Toronto’s most recent Walrus Talk defied this instinct. Gathering at The Isabel Bader Theatre on May 6, nine speakers were each given seven minutes to relay their take on the ideas and activities that constitute play.
Play is a social phenomenon: we play in order to both communicate and speculate. As the night’s first speaker, Mark Kingwell put it, play is a “tacit agreement to bite without hurting,” a way to navigate social interaction by relaxing normally rigid boundaries and roles. It’s also a kind of engagement with possibility — playing house, Minecraft, or Pictionary allows us to proffer concepts for how we might want to construct our realities, to explore how they might be received and what consequences they might have. Play, it seems, can be considered quite vital a topic after all.

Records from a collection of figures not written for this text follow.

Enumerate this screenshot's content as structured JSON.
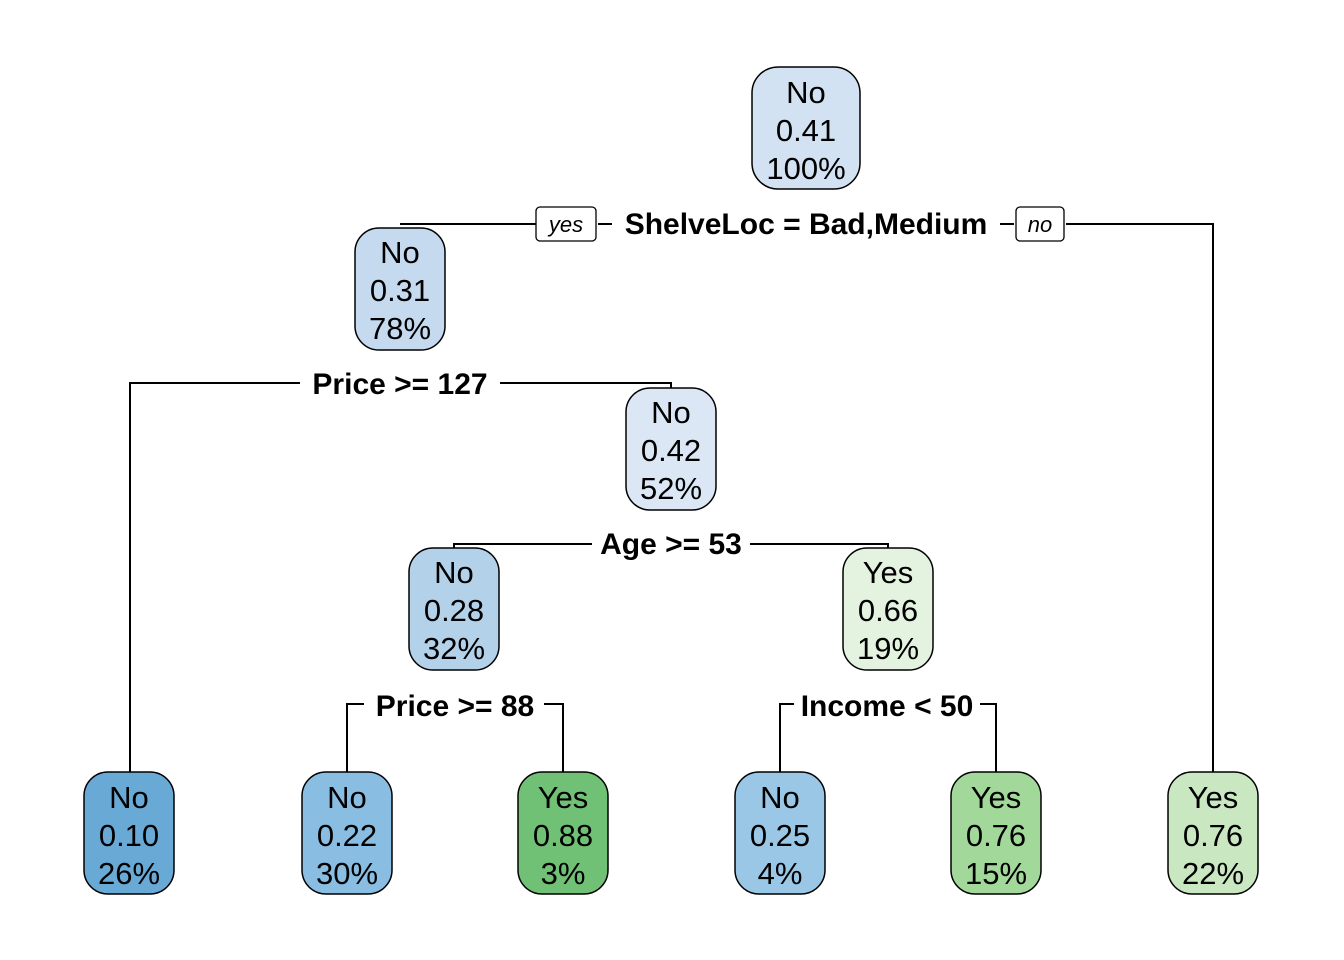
{
  "tree": {
    "nodes": [
      {
        "id": "n1",
        "class": "No",
        "prob": "0.41",
        "pct": "100%",
        "color": "#d3e2f2"
      },
      {
        "id": "n2",
        "class": "No",
        "prob": "0.31",
        "pct": "78%",
        "color": "#c5d9ef"
      },
      {
        "id": "n3",
        "class": "No",
        "prob": "0.42",
        "pct": "52%",
        "color": "#dbe7f5"
      },
      {
        "id": "n4",
        "class": "No",
        "prob": "0.28",
        "pct": "32%",
        "color": "#b4d1ea"
      },
      {
        "id": "n5",
        "class": "Yes",
        "prob": "0.66",
        "pct": "19%",
        "color": "#e4f3e0"
      },
      {
        "id": "n6",
        "class": "No",
        "prob": "0.10",
        "pct": "26%",
        "color": "#69a9d6"
      },
      {
        "id": "n7",
        "class": "No",
        "prob": "0.22",
        "pct": "30%",
        "color": "#89bde1"
      },
      {
        "id": "n8",
        "class": "Yes",
        "prob": "0.88",
        "pct": "3%",
        "color": "#70c175"
      },
      {
        "id": "n9",
        "class": "No",
        "prob": "0.25",
        "pct": "4%",
        "color": "#9ac7e5"
      },
      {
        "id": "n10",
        "class": "Yes",
        "prob": "0.76",
        "pct": "15%",
        "color": "#a2d89a"
      },
      {
        "id": "n11",
        "class": "Yes",
        "prob": "0.76",
        "pct": "22%",
        "color": "#c9e8c2"
      }
    ],
    "splits": [
      {
        "id": "s1",
        "label": "ShelveLoc = Bad,Medium"
      },
      {
        "id": "s2",
        "label": "Price >= 127"
      },
      {
        "id": "s3",
        "label": "Age >= 53"
      },
      {
        "id": "s4",
        "label": "Price >= 88"
      },
      {
        "id": "s5",
        "label": "Income < 50"
      }
    ],
    "branch_labels": {
      "yes": "yes",
      "no": "no"
    }
  }
}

Yet for all the possibilities that play affords, the overarching theme of Wednesday’s conversation addressed a burgeoning social regulation of the games embraced by popular culture. Speaker Bruce Kidd worried about sport’s transformation into a kind of work, wherein winning and salaried payouts become the purpose of play, rather than fun or community building. Games under twenty-first century capitalism are systemic, regulated. “The language of play has been replaced by conformity,” said Kidd. What was once done for its own sake is now ruled by a business-minded schematic that strips a sport of essential gamely aspects.
This same conclusion was mirrored in the story of Olympic rower Marnie McBean’s bronze medal win in 1996, when she realized that the very expectation of winning, so integral to her training, had sucked the joy from her greatest passion. She recounted the revelation that changed how she conceived of rowing, when she noticed that she no longer legitimately played her sport, but only worked at it.

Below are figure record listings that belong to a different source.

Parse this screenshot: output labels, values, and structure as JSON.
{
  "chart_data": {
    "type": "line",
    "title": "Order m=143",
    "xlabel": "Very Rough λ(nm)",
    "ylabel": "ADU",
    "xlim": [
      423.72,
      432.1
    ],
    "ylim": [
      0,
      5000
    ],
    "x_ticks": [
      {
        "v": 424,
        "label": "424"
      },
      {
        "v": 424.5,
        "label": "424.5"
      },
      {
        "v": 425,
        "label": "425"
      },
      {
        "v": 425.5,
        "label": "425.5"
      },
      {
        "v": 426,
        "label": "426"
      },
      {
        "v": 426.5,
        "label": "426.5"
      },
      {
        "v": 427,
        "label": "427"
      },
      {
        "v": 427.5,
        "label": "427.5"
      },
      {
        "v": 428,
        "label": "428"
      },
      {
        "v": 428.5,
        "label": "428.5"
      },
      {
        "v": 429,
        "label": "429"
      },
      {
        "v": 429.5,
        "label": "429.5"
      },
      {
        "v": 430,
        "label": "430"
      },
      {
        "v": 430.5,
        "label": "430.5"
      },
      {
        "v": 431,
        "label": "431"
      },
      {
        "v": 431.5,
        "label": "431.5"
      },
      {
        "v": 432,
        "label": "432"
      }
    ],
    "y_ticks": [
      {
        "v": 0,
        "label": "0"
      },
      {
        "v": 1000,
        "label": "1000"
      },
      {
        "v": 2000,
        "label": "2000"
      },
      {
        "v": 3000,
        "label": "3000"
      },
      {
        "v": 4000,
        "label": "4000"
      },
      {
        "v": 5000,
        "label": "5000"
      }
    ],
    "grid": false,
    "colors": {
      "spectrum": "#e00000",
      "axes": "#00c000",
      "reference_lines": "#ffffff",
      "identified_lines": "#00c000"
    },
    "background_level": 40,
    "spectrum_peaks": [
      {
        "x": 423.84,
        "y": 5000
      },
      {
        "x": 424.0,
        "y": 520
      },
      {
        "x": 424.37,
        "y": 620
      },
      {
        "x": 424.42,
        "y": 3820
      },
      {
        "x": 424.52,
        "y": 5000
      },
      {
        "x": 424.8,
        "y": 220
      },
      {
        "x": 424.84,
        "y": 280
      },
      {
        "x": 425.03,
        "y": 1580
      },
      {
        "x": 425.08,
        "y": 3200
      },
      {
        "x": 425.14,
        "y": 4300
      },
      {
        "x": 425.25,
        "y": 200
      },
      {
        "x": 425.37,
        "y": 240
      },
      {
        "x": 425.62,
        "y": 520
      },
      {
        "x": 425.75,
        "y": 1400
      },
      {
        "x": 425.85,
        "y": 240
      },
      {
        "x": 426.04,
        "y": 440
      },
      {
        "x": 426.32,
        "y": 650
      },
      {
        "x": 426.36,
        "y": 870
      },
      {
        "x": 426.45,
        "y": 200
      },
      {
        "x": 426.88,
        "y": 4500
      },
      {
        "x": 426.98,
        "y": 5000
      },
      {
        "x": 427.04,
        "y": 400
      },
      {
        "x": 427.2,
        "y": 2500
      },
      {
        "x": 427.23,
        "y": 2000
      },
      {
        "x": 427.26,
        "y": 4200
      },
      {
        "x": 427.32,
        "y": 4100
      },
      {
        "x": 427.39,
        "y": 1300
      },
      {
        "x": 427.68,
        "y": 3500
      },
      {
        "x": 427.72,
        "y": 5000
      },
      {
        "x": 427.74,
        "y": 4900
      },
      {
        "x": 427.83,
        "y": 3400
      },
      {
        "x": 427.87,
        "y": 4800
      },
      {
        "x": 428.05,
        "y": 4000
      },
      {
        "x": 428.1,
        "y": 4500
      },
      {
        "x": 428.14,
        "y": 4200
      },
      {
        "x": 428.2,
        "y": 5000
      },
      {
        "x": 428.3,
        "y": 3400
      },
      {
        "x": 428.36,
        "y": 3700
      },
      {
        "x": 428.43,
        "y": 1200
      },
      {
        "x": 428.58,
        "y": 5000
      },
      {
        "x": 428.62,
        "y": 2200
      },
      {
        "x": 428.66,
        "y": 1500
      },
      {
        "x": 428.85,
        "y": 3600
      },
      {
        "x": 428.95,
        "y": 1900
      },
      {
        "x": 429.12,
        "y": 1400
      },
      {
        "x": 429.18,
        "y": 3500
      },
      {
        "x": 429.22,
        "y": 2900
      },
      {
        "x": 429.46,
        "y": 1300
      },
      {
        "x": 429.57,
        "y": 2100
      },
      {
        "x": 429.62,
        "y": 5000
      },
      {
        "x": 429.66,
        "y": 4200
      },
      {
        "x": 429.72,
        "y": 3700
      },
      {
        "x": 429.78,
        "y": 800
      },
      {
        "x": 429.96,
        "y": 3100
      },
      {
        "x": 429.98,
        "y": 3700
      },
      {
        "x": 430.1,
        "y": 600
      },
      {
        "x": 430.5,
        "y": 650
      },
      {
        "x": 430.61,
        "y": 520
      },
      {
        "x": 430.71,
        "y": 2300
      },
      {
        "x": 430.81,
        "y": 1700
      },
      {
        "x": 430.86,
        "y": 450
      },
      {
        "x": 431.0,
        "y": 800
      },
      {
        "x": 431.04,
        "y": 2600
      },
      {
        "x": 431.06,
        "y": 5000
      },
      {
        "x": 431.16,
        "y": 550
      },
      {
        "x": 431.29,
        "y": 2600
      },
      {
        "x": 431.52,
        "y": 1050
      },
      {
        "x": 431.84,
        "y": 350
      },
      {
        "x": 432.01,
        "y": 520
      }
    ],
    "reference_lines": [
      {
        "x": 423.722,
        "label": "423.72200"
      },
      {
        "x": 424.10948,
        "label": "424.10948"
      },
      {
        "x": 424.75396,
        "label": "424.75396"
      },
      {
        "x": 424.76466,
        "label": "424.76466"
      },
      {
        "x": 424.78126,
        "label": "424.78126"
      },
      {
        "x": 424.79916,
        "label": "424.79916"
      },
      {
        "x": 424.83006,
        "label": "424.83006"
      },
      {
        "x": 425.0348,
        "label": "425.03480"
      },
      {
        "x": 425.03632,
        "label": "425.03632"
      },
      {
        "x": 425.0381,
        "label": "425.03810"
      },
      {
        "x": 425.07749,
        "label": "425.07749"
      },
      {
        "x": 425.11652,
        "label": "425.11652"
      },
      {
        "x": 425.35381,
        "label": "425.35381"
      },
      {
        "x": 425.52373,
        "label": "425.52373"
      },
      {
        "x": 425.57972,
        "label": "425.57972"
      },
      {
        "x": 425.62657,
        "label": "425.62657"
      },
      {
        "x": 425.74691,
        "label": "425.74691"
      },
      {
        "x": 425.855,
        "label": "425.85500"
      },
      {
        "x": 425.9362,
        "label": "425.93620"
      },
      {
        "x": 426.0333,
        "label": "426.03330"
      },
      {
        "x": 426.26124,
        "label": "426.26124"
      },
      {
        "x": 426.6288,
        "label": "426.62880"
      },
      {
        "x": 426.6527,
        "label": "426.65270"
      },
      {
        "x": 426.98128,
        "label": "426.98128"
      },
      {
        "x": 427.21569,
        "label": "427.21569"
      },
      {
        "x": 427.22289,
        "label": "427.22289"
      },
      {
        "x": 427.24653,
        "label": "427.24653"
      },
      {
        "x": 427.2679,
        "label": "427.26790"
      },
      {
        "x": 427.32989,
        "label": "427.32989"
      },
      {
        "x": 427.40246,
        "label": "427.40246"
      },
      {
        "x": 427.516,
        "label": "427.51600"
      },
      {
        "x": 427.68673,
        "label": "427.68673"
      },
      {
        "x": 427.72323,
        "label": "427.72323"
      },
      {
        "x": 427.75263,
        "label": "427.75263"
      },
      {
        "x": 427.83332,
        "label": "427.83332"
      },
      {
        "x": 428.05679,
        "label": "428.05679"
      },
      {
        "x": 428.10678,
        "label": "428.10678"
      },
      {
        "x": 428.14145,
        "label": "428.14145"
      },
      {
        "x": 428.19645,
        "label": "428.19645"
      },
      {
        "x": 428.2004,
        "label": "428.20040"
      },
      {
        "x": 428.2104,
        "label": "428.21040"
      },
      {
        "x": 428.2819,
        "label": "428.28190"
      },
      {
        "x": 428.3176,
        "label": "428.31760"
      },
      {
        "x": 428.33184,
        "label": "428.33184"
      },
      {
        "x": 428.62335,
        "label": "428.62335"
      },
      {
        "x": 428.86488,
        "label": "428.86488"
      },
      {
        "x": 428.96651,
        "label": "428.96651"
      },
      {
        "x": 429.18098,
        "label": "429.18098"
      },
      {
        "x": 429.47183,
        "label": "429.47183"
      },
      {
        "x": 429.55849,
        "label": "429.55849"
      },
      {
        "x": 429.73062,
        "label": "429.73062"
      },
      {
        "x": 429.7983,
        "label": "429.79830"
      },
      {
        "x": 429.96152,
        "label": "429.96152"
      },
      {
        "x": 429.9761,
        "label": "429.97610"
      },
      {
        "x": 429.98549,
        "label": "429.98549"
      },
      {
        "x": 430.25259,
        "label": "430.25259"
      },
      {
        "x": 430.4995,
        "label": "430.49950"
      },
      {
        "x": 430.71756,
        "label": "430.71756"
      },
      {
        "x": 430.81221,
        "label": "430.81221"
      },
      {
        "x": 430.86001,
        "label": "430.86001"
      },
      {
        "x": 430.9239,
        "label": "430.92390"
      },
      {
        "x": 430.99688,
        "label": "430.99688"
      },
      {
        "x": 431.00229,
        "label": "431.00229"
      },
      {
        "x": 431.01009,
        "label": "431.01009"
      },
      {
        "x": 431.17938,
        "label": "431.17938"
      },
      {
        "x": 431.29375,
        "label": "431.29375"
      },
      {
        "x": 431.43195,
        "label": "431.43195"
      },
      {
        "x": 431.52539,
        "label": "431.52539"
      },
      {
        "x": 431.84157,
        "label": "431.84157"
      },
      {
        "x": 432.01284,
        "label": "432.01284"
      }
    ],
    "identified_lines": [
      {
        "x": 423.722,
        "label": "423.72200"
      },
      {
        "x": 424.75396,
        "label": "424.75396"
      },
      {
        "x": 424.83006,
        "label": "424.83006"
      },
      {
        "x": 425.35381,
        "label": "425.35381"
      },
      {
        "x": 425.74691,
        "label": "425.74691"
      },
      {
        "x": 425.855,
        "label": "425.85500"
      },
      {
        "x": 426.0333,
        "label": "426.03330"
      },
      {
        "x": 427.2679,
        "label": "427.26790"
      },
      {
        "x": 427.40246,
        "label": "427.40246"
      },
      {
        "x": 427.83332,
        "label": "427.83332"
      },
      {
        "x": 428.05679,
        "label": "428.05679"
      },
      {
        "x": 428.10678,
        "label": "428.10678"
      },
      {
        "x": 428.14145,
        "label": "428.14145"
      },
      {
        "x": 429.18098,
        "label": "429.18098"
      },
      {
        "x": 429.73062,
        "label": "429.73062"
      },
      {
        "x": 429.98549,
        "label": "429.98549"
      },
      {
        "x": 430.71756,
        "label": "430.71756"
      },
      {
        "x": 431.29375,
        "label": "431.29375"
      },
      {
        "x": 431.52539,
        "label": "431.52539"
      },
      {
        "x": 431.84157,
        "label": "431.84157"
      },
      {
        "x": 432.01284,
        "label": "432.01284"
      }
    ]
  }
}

Aside from constituting a shift in mentality, one that grants the individual greater joy in their daily activities, play can also encourage a change in social circumstance. Speaker Jason Lewis discussed the role of future visions by First Nations artists, who engage in the same kind of world creation that science fiction writers do. Except in this case, theirs is a kind of utopia drawn in response to centuries of genocide and cultural oppression. Play, as employed by these diverse First Nations artists, can also be a tool to fight for our values, to articulate the better futures we imagine for ourselves, and to change the impoverished conditions of the present.
Overall, as speaker and author Pico Iyer most eloquently expressed, play is a way to find what we want in life, to create bonds, to find sanctity — ends that are not always easy to reach. As Iyer quoted, from the Greek philosopher Herodotus: “man is most himself when he achieves the concentrated seriousness of a child at play,” but this concentration can be difficult to source and retain in the face of restricting social mores. In Iyer’s case, he found these goods after many years of looking for them, in a place he least expected: an elderly Japanese ping pong club.
We play as a basic way of testing the social waters, to judge how we can or ought to act in nonconforming ways in order to produce desirable outcomes. But as irony would have it, there was little in the way of the kind of revelatory play endorsed by the night’s speakers at the Walrus’ reception, where well-dressed groups gathered for pleasantries, sipping red wine and fulfilling situational expectations. Even here, social rules and class-dictated interaction still fully applied, hinting — as Iyer did — that perhaps play isn’t so effortlessly incorporated into our lives after all.